A arrojada acção tinha como objectivo primário libertar os presos políticos angolanos que se encontravam encarcerados nas cadeias visadas, acusados pelas autoridades coloniais de actividades subversivas. Os participantes no ataque foram treinados sobre questões mais práticas, por exemplo como manejar os instrumentos que seriam utilizados, principalmente catanas, ou desarmar um sentinela.
As informações disponíveis revelam que os treinos decorriam à noite, na zona de Cacuaco, arredores de Luanda, e quando se começou a recear infiltrações de indivíduos ligados à polícia política portuguesa a preparação mudou‐se para o Cazenga.
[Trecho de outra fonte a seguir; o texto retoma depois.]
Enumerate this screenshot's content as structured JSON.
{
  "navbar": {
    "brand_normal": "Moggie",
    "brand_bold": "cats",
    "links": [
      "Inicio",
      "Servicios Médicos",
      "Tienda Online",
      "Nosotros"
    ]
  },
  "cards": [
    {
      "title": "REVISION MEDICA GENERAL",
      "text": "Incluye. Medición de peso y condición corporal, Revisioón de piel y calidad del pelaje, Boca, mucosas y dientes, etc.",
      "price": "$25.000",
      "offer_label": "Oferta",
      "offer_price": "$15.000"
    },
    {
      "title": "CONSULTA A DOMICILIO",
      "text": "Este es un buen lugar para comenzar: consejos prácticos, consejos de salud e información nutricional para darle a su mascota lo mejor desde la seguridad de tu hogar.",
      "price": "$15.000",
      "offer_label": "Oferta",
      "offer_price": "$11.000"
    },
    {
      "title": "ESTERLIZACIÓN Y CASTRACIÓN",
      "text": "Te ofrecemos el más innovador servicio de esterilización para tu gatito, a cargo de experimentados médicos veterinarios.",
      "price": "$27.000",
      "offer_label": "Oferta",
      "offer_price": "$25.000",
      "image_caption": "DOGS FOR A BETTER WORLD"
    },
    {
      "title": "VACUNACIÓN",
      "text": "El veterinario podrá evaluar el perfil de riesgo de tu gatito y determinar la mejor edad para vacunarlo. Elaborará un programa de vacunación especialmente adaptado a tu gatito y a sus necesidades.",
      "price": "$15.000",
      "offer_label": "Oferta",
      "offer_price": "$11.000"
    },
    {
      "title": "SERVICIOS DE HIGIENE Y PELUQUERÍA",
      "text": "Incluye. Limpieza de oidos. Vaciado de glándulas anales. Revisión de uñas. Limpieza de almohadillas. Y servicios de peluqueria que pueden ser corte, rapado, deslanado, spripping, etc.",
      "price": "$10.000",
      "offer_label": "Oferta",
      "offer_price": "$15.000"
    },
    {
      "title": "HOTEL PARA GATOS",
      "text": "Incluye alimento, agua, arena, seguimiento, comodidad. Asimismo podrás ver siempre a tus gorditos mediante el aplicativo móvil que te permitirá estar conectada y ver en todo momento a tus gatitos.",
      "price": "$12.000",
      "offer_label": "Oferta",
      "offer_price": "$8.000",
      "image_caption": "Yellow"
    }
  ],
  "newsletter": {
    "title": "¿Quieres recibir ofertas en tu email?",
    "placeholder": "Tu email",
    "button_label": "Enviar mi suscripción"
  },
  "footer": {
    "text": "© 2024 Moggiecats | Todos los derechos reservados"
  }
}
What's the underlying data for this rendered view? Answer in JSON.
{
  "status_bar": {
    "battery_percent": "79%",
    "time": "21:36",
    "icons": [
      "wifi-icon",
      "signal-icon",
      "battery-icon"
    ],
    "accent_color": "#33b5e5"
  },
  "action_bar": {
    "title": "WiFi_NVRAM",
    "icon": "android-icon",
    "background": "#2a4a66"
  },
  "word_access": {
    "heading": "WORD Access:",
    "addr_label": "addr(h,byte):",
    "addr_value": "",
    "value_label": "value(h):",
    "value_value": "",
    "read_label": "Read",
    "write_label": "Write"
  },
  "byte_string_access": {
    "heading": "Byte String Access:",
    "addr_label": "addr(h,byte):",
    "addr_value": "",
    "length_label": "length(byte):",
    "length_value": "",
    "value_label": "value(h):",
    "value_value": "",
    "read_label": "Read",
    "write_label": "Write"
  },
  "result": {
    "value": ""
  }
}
Neste último local foi erguido um monumento denominado “Marco Histórico do 4 de Fevereiro”, inaugurado em 19 de Setembro de 2005, em homenagem aos heróis tombados pela causa da independência.
O efeito “Santa Maria”
Aescolha da data do ataque (4 de Fevereiro) teve em atenção o facto de se encontrarem em Luanda, na altura, jornalistas estrangeiros que aguardavam a chegada do paquete “Santa Maria”, assaltado alguns dias antes no alto mar por um grupo liderado por Henrique Galvão, um oposicionista do regime de Salazar.
Quando ficou claro que o navio não viria para Luanda e os jornalistas começaram a preparar‐se para abandonar a capital angolana, os nacionalistas decidiram lançar o ataque antes que fossem todos embora para chamar a atenção da comunidade internacional sobre a repressão que se vivia no país.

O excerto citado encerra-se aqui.